Seeing Machines wins US$31m expansion of European automotive OEM contract
Seeing Machines (AIM:SEE) has secured a US$31m expansion to an existing production programme with a European original equipment manufacturer, extending its in-cabin driver monitoring technology across additional vehicle models in China, the United States and Europe. The contract expansion broadens both the geographic and model-line reach of an already live programme, providing a more durable revenue base than a new-business win alone.
Costain selected to build Norfolk link road enabling 4,000 new homes
Costain Group (LSE:COST) has been appointed by Norfolk County Council to design and build a new link road south of King's Lynn, a piece of enabling infrastructure that will unlock the delivery of up to 4,000 homes as part of a £122m housing scheme. The contract adds to Costain's order book in the infrastructure segment and reflects continued public-sector investment in housing-enabling road schemes.
FirstGroup launches £100m buyback after 25% revenue rise
FirstGroup (LSE:FGP) announced a £100m share buyback programme alongside full-year results showing a 25% rise in adjusted revenue for the year ended 28 March. Earnings per share advanced from 19.4p to 20.3p, and the buyback signals board confidence in the group's cash generation capacity across its UK bus and rail operations.
Whitbread posts 2% sales growth as Premier Inn outpaces UK hotel sector
Whitbread (LSE:WTB) reported 2% sales growth in the period, with its Premier Inn brand outperforming the broader UK hotel market. The group said strong leisure bookings have put its forward booked position ahead of the prior year, and chief executive Dominic Paul expressed confidence in the full-year outlook. The result underscores Premier Inn's structural advantage as a value-positioned brand in a market where cost-conscious travellers continue to trade down from higher-rated hotels.
FCA closes Drax investigation with no enforcement action
Drax Group (LSE:DRX) confirmed that the Financial Conduct Authority has closed its investigation into the company without taking any action.

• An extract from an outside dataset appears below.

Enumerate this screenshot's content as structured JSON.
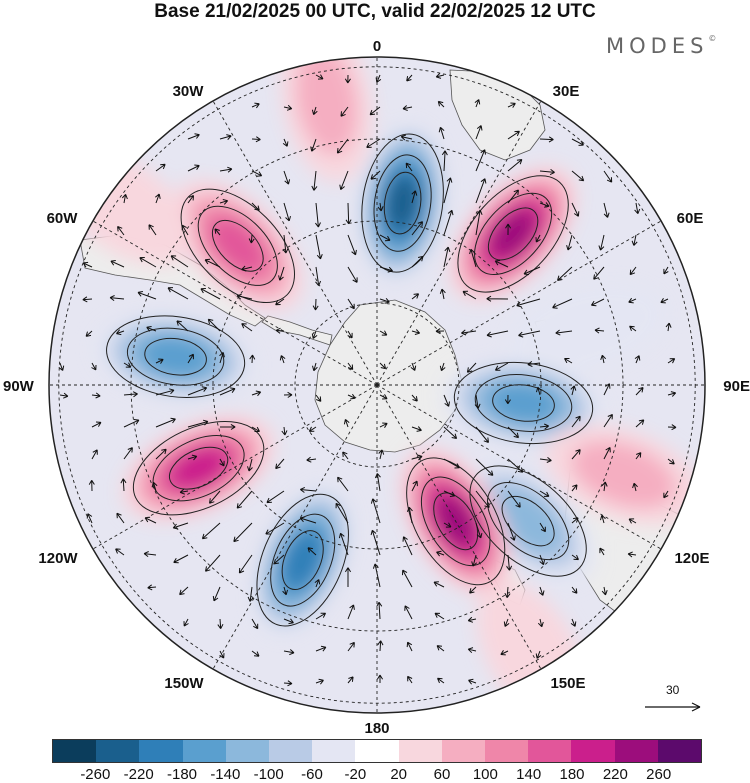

CEO Will Gardiner said the group had worked "constructively" with the regulator throughout the process and acknowledged the importance of regulatory compliance. The closure removes a material overhang that had weighed on the company's regulatory standing.

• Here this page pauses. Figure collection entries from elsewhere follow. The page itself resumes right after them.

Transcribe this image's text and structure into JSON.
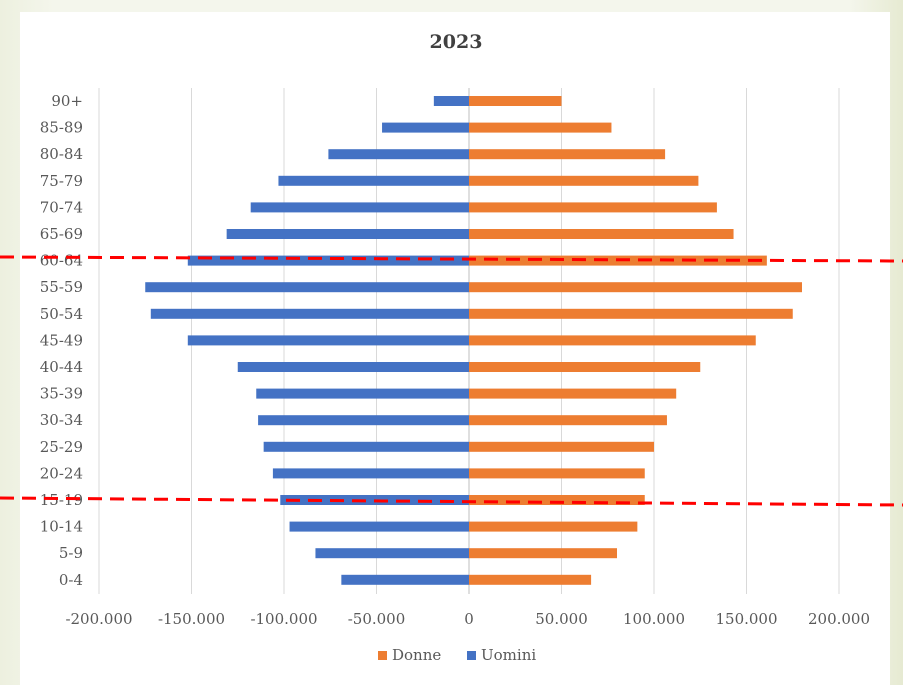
{
  "chart_data": {
    "type": "bar",
    "orientation": "horizontal",
    "title": "2023",
    "categories": [
      "0-4",
      "5-9",
      "10-14",
      "15-19",
      "20-24",
      "25-29",
      "30-34",
      "35-39",
      "40-44",
      "45-49",
      "50-54",
      "55-59",
      "60-64",
      "65-69",
      "70-74",
      "75-79",
      "80-84",
      "85-89",
      "90+"
    ],
    "series": [
      {
        "name": "Donne",
        "color": "#ed7d31",
        "values": [
          66000,
          80000,
          91000,
          95000,
          95000,
          100000,
          107000,
          112000,
          125000,
          155000,
          175000,
          180000,
          161000,
          143000,
          134000,
          124000,
          106000,
          77000,
          50000
        ]
      },
      {
        "name": "Uomini",
        "color": "#4472c4",
        "values": [
          -69000,
          -83000,
          -97000,
          -102000,
          -106000,
          -111000,
          -114000,
          -115000,
          -125000,
          -152000,
          -172000,
          -175000,
          -152000,
          -131000,
          -118000,
          -103000,
          -76000,
          -47000,
          -19000
        ]
      }
    ],
    "xlim": [
      -200000,
      200000
    ],
    "x_ticks": [
      -200000,
      -150000,
      -100000,
      -50000,
      0,
      50000,
      100000,
      150000,
      200000
    ],
    "x_tick_labels": [
      "-200.000",
      "-150.000",
      "-100.000",
      "-50.000",
      "0",
      "50.000",
      "100.000",
      "150.000",
      "200.000"
    ],
    "grid": true,
    "legend_position": "bottom",
    "annotations": [
      {
        "type": "dashed-line",
        "color": "#ff0000",
        "near_category": "60-64"
      },
      {
        "type": "dashed-line",
        "color": "#ff0000",
        "near_category": "15-19"
      }
    ]
  }
}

Kistos takes final investment decision on seven-well Balder Next project
Kistos Holdings (AIM:KIST) has taken a final investment decision on the Balder Next development project, a seven-well programme designed to deliver significant additional production volumes from the Balder field. Executive Chairman Andrew Austin said the project carries a breakeven cost of approximately US$30 per barrel of oil equivalent, a level that provides meaningful headroom against current oil prices and underpins the economics of the investment.